Dr J’s Chats. Week 2, Episode 1.
Last time, we talked about tradeoffs. Tradeoffs are inevitable, and unavoidable. We are constantly making decisions that pit some good things against others. We want to spend time with our families: a good thing. We also want to earn a living, so we can support our families. Also a good thing. We often face decisions where we must trade off two good things.
Or, we may have to decide about risks. There is a risk of getting into a car accident, every time I get into a car. There is some risk of catching an illness from another person. Yet we drive our cars and come into contact with strangers every day. We consider those risks acceptable, all things considered, under most circumstances.
But I cannot leave you with the impression that there are always tradeoffs. There is such a thing as a moral absolute. Some moral norms have no exceptions, no tradeoffs. Take the commandment, “Thou Shalt Not Kill.”
“Thou shalt not kill” does not mean you cannot step on a bug. Nor does it mean that you cannot defend yourself from a person who poses an immediate mortal danger to you. The prohibition “Thou shalt not kill” prohibits the deliberate taking of an innocent human life. Understood in that way, the commandment is an absolute moral norm. No excuses. No exceptions.

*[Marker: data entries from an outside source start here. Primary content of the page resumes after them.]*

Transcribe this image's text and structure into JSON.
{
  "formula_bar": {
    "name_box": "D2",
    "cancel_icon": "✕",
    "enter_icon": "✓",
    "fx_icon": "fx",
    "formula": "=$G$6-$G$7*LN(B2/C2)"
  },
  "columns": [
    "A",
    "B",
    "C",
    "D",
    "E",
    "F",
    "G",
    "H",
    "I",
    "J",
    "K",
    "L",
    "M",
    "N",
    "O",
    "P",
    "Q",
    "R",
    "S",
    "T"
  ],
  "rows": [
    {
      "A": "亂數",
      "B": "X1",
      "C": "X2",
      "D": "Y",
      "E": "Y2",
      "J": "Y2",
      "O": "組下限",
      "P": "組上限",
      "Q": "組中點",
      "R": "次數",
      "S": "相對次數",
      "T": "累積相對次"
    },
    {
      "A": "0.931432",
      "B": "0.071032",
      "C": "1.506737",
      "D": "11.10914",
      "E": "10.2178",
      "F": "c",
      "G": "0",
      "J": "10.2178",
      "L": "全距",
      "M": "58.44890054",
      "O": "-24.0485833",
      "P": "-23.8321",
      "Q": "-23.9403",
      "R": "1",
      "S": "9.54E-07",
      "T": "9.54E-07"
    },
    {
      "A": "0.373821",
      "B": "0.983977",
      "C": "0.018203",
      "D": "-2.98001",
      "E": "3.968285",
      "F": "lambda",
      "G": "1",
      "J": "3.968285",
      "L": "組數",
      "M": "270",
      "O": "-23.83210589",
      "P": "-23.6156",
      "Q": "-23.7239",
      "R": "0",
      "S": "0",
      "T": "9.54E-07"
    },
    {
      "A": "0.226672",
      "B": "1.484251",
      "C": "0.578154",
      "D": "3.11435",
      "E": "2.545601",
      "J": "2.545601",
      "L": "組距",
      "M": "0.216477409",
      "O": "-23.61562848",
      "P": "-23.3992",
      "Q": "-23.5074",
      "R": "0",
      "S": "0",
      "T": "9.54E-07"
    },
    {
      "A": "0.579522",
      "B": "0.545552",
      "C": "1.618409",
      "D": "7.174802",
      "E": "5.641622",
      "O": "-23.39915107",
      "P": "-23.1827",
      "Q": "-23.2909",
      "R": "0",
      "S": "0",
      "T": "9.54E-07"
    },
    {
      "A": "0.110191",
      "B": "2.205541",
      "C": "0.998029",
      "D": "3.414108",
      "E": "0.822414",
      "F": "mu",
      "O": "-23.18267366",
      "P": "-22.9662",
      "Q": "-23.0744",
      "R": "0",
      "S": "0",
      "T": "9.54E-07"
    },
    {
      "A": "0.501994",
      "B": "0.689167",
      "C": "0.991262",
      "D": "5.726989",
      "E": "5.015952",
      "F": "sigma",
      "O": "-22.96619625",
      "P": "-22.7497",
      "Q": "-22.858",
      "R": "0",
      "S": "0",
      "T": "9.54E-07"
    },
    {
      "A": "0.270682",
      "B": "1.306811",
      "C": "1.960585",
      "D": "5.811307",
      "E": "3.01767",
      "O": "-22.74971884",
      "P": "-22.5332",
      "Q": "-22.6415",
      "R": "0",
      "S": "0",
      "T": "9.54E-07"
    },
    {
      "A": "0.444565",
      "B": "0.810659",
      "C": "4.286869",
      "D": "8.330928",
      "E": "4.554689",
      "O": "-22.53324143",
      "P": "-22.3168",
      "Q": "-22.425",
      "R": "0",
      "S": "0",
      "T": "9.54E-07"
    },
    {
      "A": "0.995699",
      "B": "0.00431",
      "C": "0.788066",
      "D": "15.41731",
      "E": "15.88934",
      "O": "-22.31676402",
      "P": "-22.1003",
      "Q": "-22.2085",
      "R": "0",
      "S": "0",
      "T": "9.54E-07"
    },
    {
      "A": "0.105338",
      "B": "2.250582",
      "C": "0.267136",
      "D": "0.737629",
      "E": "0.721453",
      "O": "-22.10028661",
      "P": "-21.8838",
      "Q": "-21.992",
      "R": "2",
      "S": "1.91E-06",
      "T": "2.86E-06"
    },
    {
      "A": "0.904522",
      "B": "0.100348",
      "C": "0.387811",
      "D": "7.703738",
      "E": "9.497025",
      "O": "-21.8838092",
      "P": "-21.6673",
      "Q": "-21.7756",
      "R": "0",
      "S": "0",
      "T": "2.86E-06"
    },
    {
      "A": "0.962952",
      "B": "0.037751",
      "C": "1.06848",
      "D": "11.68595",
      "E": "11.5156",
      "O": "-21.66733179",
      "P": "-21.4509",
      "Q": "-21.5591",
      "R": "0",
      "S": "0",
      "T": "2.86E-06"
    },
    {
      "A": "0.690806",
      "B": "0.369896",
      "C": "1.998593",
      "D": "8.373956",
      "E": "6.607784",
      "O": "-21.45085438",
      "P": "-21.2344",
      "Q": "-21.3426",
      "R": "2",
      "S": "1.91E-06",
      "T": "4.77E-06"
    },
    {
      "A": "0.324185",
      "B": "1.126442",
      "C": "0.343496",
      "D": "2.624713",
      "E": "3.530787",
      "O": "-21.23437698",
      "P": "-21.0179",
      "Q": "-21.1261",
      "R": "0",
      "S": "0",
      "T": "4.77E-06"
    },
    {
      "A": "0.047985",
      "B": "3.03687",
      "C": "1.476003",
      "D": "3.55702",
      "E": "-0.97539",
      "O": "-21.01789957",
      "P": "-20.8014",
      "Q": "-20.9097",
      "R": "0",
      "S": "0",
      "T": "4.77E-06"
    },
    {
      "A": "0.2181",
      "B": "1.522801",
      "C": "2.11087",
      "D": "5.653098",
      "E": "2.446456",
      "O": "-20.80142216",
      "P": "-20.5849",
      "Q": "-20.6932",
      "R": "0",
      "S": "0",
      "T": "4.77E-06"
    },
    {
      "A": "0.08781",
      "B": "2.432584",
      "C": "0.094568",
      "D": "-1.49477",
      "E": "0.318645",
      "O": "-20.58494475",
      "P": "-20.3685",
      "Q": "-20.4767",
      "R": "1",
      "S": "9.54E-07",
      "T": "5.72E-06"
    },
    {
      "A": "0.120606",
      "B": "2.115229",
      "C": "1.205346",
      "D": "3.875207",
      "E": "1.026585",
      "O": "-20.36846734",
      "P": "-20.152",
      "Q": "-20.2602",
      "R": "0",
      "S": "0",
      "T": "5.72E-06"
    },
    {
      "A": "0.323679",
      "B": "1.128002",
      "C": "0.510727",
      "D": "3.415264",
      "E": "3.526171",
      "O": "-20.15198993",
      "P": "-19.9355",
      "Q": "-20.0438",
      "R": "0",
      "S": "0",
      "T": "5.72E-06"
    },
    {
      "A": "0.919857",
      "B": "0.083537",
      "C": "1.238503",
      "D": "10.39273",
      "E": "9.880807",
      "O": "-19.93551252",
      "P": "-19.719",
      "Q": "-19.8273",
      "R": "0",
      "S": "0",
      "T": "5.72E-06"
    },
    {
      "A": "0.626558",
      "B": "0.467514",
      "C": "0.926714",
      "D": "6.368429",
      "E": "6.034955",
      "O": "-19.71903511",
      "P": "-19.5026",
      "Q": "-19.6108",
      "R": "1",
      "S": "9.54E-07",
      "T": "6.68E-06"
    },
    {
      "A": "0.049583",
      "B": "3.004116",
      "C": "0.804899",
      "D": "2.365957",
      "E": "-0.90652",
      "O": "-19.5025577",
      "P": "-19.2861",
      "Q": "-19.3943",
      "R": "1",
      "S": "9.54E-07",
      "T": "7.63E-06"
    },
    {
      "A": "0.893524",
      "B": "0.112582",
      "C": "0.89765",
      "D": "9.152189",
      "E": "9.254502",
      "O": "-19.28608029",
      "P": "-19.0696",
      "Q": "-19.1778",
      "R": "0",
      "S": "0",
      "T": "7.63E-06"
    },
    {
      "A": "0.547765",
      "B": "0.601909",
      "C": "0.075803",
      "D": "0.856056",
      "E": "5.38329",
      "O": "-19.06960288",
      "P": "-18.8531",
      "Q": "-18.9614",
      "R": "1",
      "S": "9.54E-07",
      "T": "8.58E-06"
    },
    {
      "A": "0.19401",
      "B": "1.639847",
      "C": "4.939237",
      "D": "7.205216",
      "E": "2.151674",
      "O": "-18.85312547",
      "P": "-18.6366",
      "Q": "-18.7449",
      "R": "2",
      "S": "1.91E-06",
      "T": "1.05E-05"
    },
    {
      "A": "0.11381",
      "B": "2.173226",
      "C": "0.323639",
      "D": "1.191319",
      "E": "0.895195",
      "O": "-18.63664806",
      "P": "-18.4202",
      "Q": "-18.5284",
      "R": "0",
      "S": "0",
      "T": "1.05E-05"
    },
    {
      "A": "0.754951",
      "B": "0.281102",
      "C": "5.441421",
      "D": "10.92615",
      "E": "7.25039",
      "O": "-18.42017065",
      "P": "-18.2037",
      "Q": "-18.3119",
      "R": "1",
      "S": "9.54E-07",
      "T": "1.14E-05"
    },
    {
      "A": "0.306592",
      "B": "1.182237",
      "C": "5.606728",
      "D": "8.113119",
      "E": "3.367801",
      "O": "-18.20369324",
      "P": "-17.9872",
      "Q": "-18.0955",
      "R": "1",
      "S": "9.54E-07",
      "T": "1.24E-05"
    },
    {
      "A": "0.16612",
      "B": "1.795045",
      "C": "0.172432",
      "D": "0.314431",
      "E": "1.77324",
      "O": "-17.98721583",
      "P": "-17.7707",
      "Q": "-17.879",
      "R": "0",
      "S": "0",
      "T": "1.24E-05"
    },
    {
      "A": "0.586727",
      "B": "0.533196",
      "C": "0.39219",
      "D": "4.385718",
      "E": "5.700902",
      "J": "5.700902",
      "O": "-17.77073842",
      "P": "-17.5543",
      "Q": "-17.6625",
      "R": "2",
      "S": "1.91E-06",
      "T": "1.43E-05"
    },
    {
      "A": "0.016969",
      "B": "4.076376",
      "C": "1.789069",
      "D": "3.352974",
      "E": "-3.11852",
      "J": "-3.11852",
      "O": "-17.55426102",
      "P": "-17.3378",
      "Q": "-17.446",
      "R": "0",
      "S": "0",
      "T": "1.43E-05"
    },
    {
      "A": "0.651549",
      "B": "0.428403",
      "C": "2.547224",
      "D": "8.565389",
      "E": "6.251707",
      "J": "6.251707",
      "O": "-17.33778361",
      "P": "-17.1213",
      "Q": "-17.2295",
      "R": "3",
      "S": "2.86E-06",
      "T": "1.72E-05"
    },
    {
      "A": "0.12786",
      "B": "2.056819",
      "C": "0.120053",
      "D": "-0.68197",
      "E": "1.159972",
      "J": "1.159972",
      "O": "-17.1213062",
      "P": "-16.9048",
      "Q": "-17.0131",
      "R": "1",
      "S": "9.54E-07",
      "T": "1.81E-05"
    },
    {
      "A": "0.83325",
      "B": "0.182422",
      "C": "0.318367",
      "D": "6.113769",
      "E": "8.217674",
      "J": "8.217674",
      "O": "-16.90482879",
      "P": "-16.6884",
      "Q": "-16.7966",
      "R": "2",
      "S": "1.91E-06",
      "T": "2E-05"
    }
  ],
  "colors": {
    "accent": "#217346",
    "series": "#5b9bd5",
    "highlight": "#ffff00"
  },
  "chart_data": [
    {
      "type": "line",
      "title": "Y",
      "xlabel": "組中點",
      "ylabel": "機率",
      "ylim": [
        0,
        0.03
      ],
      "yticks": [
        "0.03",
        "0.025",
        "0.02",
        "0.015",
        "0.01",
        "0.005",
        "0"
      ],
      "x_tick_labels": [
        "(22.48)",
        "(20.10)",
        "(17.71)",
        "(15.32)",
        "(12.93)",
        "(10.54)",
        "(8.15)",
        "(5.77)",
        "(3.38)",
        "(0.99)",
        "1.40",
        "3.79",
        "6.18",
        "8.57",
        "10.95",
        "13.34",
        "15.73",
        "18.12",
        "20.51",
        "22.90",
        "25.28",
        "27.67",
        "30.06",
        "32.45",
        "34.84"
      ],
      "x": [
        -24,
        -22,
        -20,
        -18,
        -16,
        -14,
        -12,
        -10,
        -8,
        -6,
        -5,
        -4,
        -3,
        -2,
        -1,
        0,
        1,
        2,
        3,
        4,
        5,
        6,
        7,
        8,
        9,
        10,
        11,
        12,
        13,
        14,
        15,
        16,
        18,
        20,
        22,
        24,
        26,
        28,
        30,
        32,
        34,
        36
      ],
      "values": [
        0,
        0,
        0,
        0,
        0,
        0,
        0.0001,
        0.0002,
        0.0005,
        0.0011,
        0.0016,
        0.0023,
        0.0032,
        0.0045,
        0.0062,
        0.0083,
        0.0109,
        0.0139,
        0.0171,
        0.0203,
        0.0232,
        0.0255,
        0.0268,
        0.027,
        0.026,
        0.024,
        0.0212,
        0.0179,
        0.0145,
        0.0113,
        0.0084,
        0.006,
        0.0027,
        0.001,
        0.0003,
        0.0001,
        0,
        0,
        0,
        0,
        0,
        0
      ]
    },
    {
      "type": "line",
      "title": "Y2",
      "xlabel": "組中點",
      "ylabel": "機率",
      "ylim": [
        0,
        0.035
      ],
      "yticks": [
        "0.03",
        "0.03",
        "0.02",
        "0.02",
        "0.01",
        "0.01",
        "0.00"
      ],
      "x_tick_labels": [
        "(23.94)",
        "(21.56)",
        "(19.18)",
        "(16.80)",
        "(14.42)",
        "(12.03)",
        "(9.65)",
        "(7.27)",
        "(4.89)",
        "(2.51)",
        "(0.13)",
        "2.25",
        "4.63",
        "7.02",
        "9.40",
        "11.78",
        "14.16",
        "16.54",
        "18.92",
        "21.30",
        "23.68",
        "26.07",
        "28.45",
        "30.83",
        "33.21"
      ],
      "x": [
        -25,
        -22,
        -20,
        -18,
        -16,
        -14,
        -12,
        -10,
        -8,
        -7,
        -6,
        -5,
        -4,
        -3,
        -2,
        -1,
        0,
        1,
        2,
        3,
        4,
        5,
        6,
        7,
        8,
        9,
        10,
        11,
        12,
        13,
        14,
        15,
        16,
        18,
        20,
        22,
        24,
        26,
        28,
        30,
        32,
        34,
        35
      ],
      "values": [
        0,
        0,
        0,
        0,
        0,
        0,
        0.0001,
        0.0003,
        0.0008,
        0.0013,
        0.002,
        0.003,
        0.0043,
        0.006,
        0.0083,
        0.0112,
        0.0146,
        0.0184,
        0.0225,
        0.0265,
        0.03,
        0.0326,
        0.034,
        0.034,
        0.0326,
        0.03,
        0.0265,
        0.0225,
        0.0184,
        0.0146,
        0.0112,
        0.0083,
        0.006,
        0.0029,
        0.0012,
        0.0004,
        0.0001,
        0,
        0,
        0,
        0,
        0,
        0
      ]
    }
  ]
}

So here is what seems to have happened to us, as a culture. We have people with enormous amounts of power and influence who have stood things on their heads. We hear Andrew Cuomo telling pro-life supporters they have no place in New York. We see the state of New York light up the One World Trade Center to celebrate the extension of legal permission to kill preborn persons, the most innocent imaginable, right up until the moment of birth.
Yet in the effort to stem the spread of a virus, health officials are targeting activities with a relatively modest probability of harming anyone. Gatherings for worship. Going to the beach. And the government is willing to use its police powers to shut down synagogues, fine people, arrest them and even jail them.
Overall, we have absolutized things that should be relative: namely imposing risks on yourself or others. And we have relativized things that should be absolute, like no killing innocent people.
So while there certainly are tradeoffs in many situations, there are also some things that are always and everywhere morally forbidden.
And honestly, those constraints are not nearly such a burden. I mean, most people can go through their entire lives and never deliberately take the life of an innocent person. Normal people never deliberately withhold information that protects felons. Most people go their entire lives without ever sexually assaulting a child. Normal people never perjure themselves in a court of law.